“Navigasyon özgürlüğü” değil, “Hegemonyayı sürdürme özgürlüğü”

2022-05-02 16:04:38

ABD Savunma Bakanlığı, 1 Nisan’da Navigasyon Özgürlüğü Operasyonları 2021 Yılı Raporu’nu (Freedom of navigation operations, FONOPS) yayımladı. Raporda, Ekim 2020-Eylül 2021 döneminde ABD’nin 26 ülke veya bölgede 37 adet “aşırı deniz hak talepleri”ne meydan okuduğunu iddia edildi. Özellikle ABD ordusunun sözde “navigasyon özgürlüğü operasyonları”, Çin’in anakarasına 5 kez, Çin’in Taiwan adasına da 1 kez gerçekleştirdi.      

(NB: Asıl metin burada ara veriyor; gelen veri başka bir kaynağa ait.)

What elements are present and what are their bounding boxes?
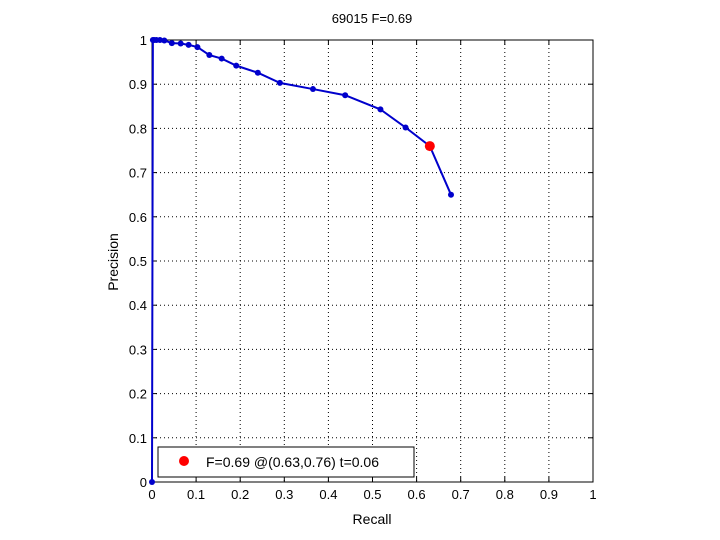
x-tick-label: 0.7 <box>452 487 470 502</box>
pr-curve-point <box>254 69 261 76</box>
x-tick-label: 0.4 <box>319 487 337 502</box>
y-tick-label: 0.3 <box>129 342 147 357</box>
x-tick-label: 0.8 <box>496 487 514 502</box>
pr-curve-point <box>447 191 454 198</box>
legend: F=0.69 @(0.63,0.76) t=0.06 <box>157 446 415 478</box>
y-tick-label: 0.7 <box>129 166 147 181</box>
pr-curve-point <box>194 44 201 51</box>
x-tick-label: 1 <box>589 487 596 502</box>
plot-area: 0 0.1 0.2 0.3 0.4 0.5 0.6 0.7 0.8 0.9 1 0 0.1 0.2 0.3 0… <box>129 33 597 502</box>
pr-curve-point <box>161 37 168 44</box>
x-tick-label: 0.2 <box>231 487 249 502</box>
y-tick-label: 0.9 <box>129 77 147 92</box>
y-tick-label: 0.6 <box>129 210 147 225</box>
pr-curve-point <box>309 86 316 93</box>
y-tick-label: 0.8 <box>129 121 147 136</box>
x-tick-label: 0.1 <box>187 487 205 502</box>
pr-curve-point <box>149 479 155 485</box>
pr-curve-point <box>233 62 240 69</box>
x-tick-label: 0.5 <box>363 487 381 502</box>
x-tick-label: 0 <box>148 487 155 502</box>
pr-curve-point <box>218 55 225 62</box>
pr-curve-point <box>276 79 283 86</box>
x-tick-label: 0.3 <box>275 487 293 502</box>
legend-box <box>157 446 415 478</box>
legend-label: F=0.69 @(0.63,0.76) t=0.06 <box>206 454 379 470</box>
y-tick-label: 0.2 <box>129 387 147 402</box>
legend-marker <box>179 456 189 466</box>
pr-curve-point <box>402 124 409 131</box>
pr-curve-point <box>168 40 175 47</box>
y-tick-label: 0 <box>140 475 147 490</box>
y-tick-label: 0.4 <box>129 298 147 313</box>
best-f-point <box>424 141 435 152</box>
pr-curve-point <box>177 40 184 47</box>
y-tick-label: 0.5 <box>129 254 147 269</box>
chart-title: 69015 F=0.69 <box>332 11 413 26</box>
y-axis-label: Precision <box>105 233 121 291</box>
y-tick-label: 0.1 <box>129 431 147 446</box>
pr-curve-point <box>185 41 192 48</box>
pr-curve-point <box>377 106 384 113</box>
pr-curve-point <box>206 52 213 59</box>
x-axis-label: Recall <box>353 511 392 527</box>
pr-curve-point <box>156 37 163 43</box>
y-tick-label: 1 <box>140 33 147 48</box>
x-tick-label: 0.6 <box>408 487 426 502</box>
pr-curve-point <box>342 92 349 99</box>
x-tick-label: 0.9 <box>540 487 558 502</box>
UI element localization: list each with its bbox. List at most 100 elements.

“Navigasyon özgürlüğü”, “hegemonyacılığın özgürlüğü” anlamına gelmemeli. Tüm eylemler uluslararası hukuka ve uluslararası ilişkilerin temel normlarına dayanmalı ve sınırlar kıyı devletlerinin egemenliğine ve güvenliğine dayanmalıdır. Bu, uluslararası toplumun genel mutabakatıdır. Uzun bir süre boyunca, ABD, "seyrüsefer özgürlüğü" bahanesiyle, bölgesel gerilimi tırmandırarak Güney Çin Denizi'ndeki gücünü göstermek için sık sık askeri gemiler ve uçaklar gönderdi. Ancak geçen yılın başından bu yana geçen süre içinde ABD ordusuna bağlı denizaltı “bilinmeyen bir nesneye” çarptı, askeri uçaklar düştü. Geçen birkaç yıl içinde ABD ordusuna bağlı gemilerle uçaklar farklı deniz açıklarında çok sayıda kaza yaptı. Bütün bu gerçekler, ABD tarafının navigasyon ve uçuş özgürlüğünü korumadığını, sorun çıkaran bir etkene dönüştüğünü gösteriyor. 

Aslında ABD’nin sözde “navigasyon özgürlüğü operasyonları” planı, güçlü hava ve deniz kuvvetlerinden faydalanarak, askeri güç ve zorbalık yoluyla tek taraflı siyasi çıkar sağlamayı hedefliyor. ABD şu ana kadar BM Deniz Hukuku Antlaşması’na taraf olmadı. Bunun arkasında ABD ordusuna bağlı askeri gemilerle uçakların dünyanın bütün okyanuslarına giriş-çıkış serbestliğini koruma amacı yatıyor. Bu, ABD’nin küresel deniz düzenine hakim olma niyetini gösteriyor. Aynı zamanda, ABD’nin kendisine uygun bulduğu uluslararası hukuk kurallarına sadık kalıp, uygunsuz bulduğu uluslararası kanunları hiçe saymasına da dünya artık alıştı.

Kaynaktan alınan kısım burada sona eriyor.